Xiao-zhen-Liu commented on code in PR #4488:
URL: https://github.com/apache/texera/pull/4488#discussion_r3170310892
##########
amber/src/main/python/core/models/state.py:
##########
@@ -15,58 +15,56 @@
# specific language governing permissions and limitations
# under the License.
-from dataclasses import dataclass
-from pandas import DataFrame
-from pyarrow import Table
-from typing import Optional
+import base64
+import json
+from typing import Any, Dict, TypeAlias
-from .schema import Schema, AttributeType
-from .schema.attribute_type import FROM_PYOBJECT_MAPPING
+from .schema import Schema
+from .tuple import Tuple
+State: TypeAlias = Dict[str, Any]
Review Comment:
`State` being a type alias is fine for annotations, but here it is used as a
runtime match pattern in `main_loop.py`:
```
match(
element,
Tuple,
self._process_tuple,
State,
self._process_state,
)
```
Since `State: TypeAlias = Dict[str, Any]`, it is not a concrete runtime
class like `dict`; it is a subscripted `typing.Dict`.

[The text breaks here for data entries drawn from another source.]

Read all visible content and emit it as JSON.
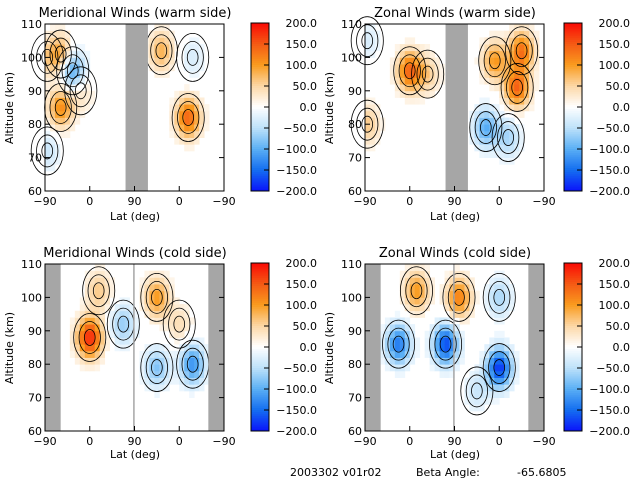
{
  "chart_data": [
    {
      "type": "heatmap",
      "title": "Meridional Winds (warm side)",
      "xlabel": "Lat (deg)",
      "ylabel": "Altitude (km)",
      "xticks": [
        "-90",
        "0",
        "90",
        "0",
        "-90"
      ],
      "yticks": [
        "60",
        "70",
        "80",
        "90",
        "100",
        "110"
      ],
      "ylim": [
        60,
        110
      ],
      "colorbar": {
        "min": -200,
        "max": 200,
        "ticks": [
          "200.0",
          "150.0",
          "100.0",
          "50.0",
          "0.0",
          "-50.0",
          "-100.0",
          "-150.0",
          "-200.0"
        ]
      },
      "masked_lat_segments": [
        [
          1.8,
          2.3
        ]
      ],
      "features": [
        {
          "seg": 0.35,
          "alt": 101,
          "value": 90
        },
        {
          "seg": 0.35,
          "alt": 85,
          "value": 110
        },
        {
          "seg": 0.62,
          "alt": 96,
          "value": -120
        },
        {
          "seg": 0.8,
          "alt": 90,
          "value": 40
        },
        {
          "seg": 0.05,
          "alt": 100,
          "value": 40
        },
        {
          "seg": 0.05,
          "alt": 72,
          "value": -40
        },
        {
          "seg": 2.6,
          "alt": 102,
          "value": 80
        },
        {
          "seg": 3.2,
          "alt": 82,
          "value": 140
        },
        {
          "seg": 3.3,
          "alt": 100,
          "value": -30
        }
      ]
    },
    {
      "type": "heatmap",
      "title": "Zonal Winds (warm side)",
      "xlabel": "Lat (deg)",
      "ylabel": "Altitude (km)",
      "xticks": [
        "-90",
        "0",
        "90",
        "0",
        "-90"
      ],
      "yticks": [
        "60",
        "70",
        "80",
        "90",
        "100",
        "110"
      ],
      "ylim": [
        60,
        110
      ],
      "colorbar": {
        "min": -200,
        "max": 200,
        "ticks": [
          "200.0",
          "150.0",
          "100.0",
          "50.0",
          "0.0",
          "-50.0",
          "-100.0",
          "-150.0",
          "-200.0"
        ]
      },
      "masked_lat_segments": [
        [
          1.8,
          2.3
        ]
      ],
      "features": [
        {
          "seg": 1.0,
          "alt": 96,
          "value": 140
        },
        {
          "seg": 1.4,
          "alt": 95,
          "value": 50
        },
        {
          "seg": 2.9,
          "alt": 99,
          "value": 100
        },
        {
          "seg": 3.4,
          "alt": 91,
          "value": 140
        },
        {
          "seg": 3.5,
          "alt": 102,
          "value": 130
        },
        {
          "seg": 2.7,
          "alt": 79,
          "value": -100
        },
        {
          "seg": 3.2,
          "alt": 76,
          "value": -60
        },
        {
          "seg": 0.05,
          "alt": 80,
          "value": 60
        },
        {
          "seg": 0.05,
          "alt": 105,
          "value": -30
        }
      ]
    },
    {
      "type": "heatmap",
      "title": "Meridional Winds (cold side)",
      "xlabel": "Lat (deg)",
      "ylabel": "Altitude (km)",
      "xticks": [
        "-90",
        "0",
        "90",
        "0",
        "-90"
      ],
      "yticks": [
        "60",
        "70",
        "80",
        "90",
        "100",
        "110"
      ],
      "ylim": [
        60,
        110
      ],
      "colorbar": {
        "min": -200,
        "max": 200,
        "ticks": [
          "200.0",
          "150.0",
          "100.0",
          "50.0",
          "0.0",
          "-50.0",
          "-100.0",
          "-150.0",
          "-200.0"
        ]
      },
      "masked_lat_segments": [
        [
          0,
          0.35
        ],
        [
          1.97,
          2.0
        ],
        [
          3.65,
          4
        ]
      ],
      "features": [
        {
          "seg": 1.0,
          "alt": 88,
          "value": 180
        },
        {
          "seg": 1.2,
          "alt": 102,
          "value": 60
        },
        {
          "seg": 1.75,
          "alt": 92,
          "value": -70
        },
        {
          "seg": 2.5,
          "alt": 100,
          "value": 100
        },
        {
          "seg": 3.0,
          "alt": 92,
          "value": 40
        },
        {
          "seg": 3.3,
          "alt": 80,
          "value": -120
        },
        {
          "seg": 2.5,
          "alt": 79,
          "value": -80
        }
      ]
    },
    {
      "type": "heatmap",
      "title": "Zonal Winds (cold side)",
      "xlabel": "Lat (deg)",
      "ylabel": "Altitude (km)",
      "xticks": [
        "-90",
        "0",
        "90",
        "0",
        "-90"
      ],
      "yticks": [
        "60",
        "70",
        "80",
        "90",
        "100",
        "110"
      ],
      "ylim": [
        60,
        110
      ],
      "colorbar": {
        "min": -200,
        "max": 200,
        "ticks": [
          "200.0",
          "150.0",
          "100.0",
          "50.0",
          "0.0",
          "-50.0",
          "-100.0",
          "-150.0",
          "-200.0"
        ]
      },
      "masked_lat_segments": [
        [
          0,
          0.35
        ],
        [
          1.97,
          2.0
        ],
        [
          3.65,
          4
        ]
      ],
      "features": [
        {
          "seg": 0.75,
          "alt": 86,
          "value": -140
        },
        {
          "seg": 1.15,
          "alt": 102,
          "value": 100
        },
        {
          "seg": 1.8,
          "alt": 86,
          "value": -170
        },
        {
          "seg": 2.1,
          "alt": 100,
          "value": 120
        },
        {
          "seg": 3.0,
          "alt": 79,
          "value": -180
        },
        {
          "seg": 3.0,
          "alt": 100,
          "value": -60
        },
        {
          "seg": 2.5,
          "alt": 72,
          "value": -40
        }
      ]
    }
  ],
  "footer": {
    "orbit_version": "2003302 v01r02",
    "beta_label": "Beta Angle:",
    "beta_value": "-65.6805"
  }
}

That means runtime checks against it can fail, e.g.:
```
from typing import Any, Dict, TypeAlias
State: TypeAlias = Dict[str, Any]
isinstance({"x": 1}, State)
# TypeError: Subscripted generics cannot be used with class and instance
checks
```
So an incoming `StateFrame` payload can reach this dispatch path and fail
before `_process_state` is called. Could we match `dict` in `main_loop.py`
instead, or make `State` a real runtime class if we need to distinguish state
from ordinary dictionaries?
##########
amber/src/main/python/core/architecture/packaging/output_manager.py:
##########
@@ -248,7 +248,7 @@ def emit_state(
receiver,
(
StateFrame(payload)
- if isinstance(payload, State)
+ if isinstance(payload, dict)
Review Comment:
Using `dict` here avoids the `State` type-alias runtime issue, but it also
makes the dispatch very broad: any dictionary returned from `flush_state`
becomes a `StateFrame`. Is `flush_state` guaranteed to return only either a
State dictionary or a list of Tuples? If so, could we make that contract
explicit, or consider a concrete `State` runtime type/wrapper so this branch
does not silently classify arbitrary dictionaries as state?